Postdoctoral positions are available starting Sept 15, 2019 in the laboratories of Drs. Sue Rhee and David Ehrhardt at the Carnegie Institution for Science, Department of Plant Biology, to participate in an exciting DOE-funded project (https://dpb.carnegiescience.edu/news/2019/8/carnegie-led-initiative-receives-major-doe-biofuels-research-grant) to generate a cellular view of plant metabolism and use the information to build and test compartmentalized metabolic network models using Sorghum and Brachypodium. This project is part of a large DOE initiative (https://www.energy.gov/articles/department-energy-announces-64-million-research-plants-and-microbes) to expand knowledge of gene function in bioenergy crops.
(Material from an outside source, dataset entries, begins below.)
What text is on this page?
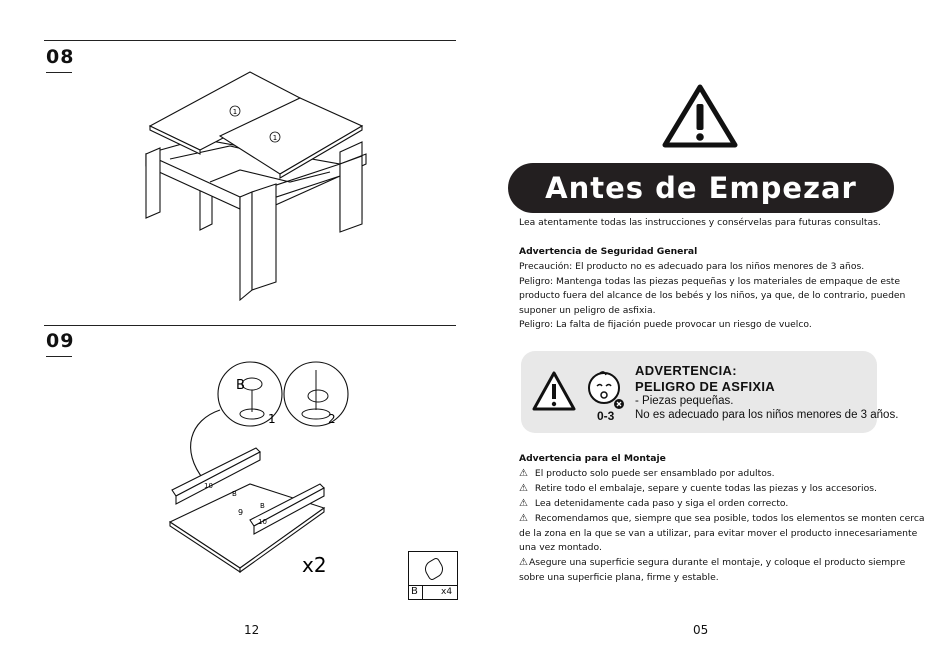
08
1
1
09
B
1	2
10
10
9
B
B
x2
B	x4
12
Antes de Empezar
Lea atentamente todas las instrucciones y consérvelas para futuras consultas.
Advertencia de Seguridad General
Precaución: El producto no es adecuado para los niños menores de 3 años.
Peligro: Mantenga todas las piezas pequeñas y los materiales de empaque de este
producto fuera del alcance de los bebés y los niños, ya que, de lo contrario, pueden
suponer un peligro de asfixia.
Peligro: La falta de fijación puede provocar un riesgo de vuelco.
0-3
ADVERTENCIA:
PELIGRO DE ASFIXIA
- Piezas pequeñas.
No es adecuado para los niños menores de 3 años.
Advertencia para el Montaje
⚠ El producto solo puede ser ensamblado por adultos.
⚠ Retire todo el embalaje, separe y cuente todas las piezas y los accesorios.
⚠ Lea detenidamente cada paso y siga el orden correcto.
⚠ Recomendamos que, siempre que sea posible, todos los elementos se monten cerca
de la zona en la que se van a utilizar, para evitar mover el producto innecesariamente
una vez montado.
⚠Asegure una superficie segura durante el montaje, y coloque el producto siempre
sobre una superficie plana, firme y estable.
05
The scientists will work in a team setting with personnel from Drs. Drs. Markita Landry (UC Berkeley) and Jenny Mortimer (LBNL) labs. Our aim is to first accurately define subcellular locations of enzymes by both experimental and computational approaches, then model the compartmentalized metabolic network under different environmental scenarios. Projects include: 1) developing experimental methods to identify subcellular locations of metabolic enzymes using carbon nanotube-mediated transient expression and confocal microscopy; 2) developing computational methods to accurately predict enzyme locations within the cell by leveraging the experimental data; 3) developing database and visualization infrastructure for making all the data and codes from this project available to the public; 4) developing compartmentalized metabolic network models to study the functions of Sorghum and Brachypodium metabolism in response to changes in water, light, and temperature; and 5) developing flux balance models and performing metabolic flux analyses to optimize the production of lipids, suberin, lignin and starch.
Successful candidates should have demonstrated ability for independent and critical thinking, excellent communication and teamwork skills, and enthusiasm for learning new things. Qualified computational biology candidates must have a Ph.D. or equivalent in bioinformatics, computational biology, plant biology, microbiology, systems biology, biochemistry or a related field, and a strong background in constraint-based metabolic model reconstruction of plants or fungi. Candidates should be proficient in at least one programming language, preferably python and/or perl. Experience in using MATLAB is highly desired. Qualified experimental biology candidates must have a Ph.D. or equivalent in cell biology, plant biology, genetics, microbiology, systems biology, biochemistry or a related field, and a strong background in molecular biology and imaging analysis using confocal microscopy.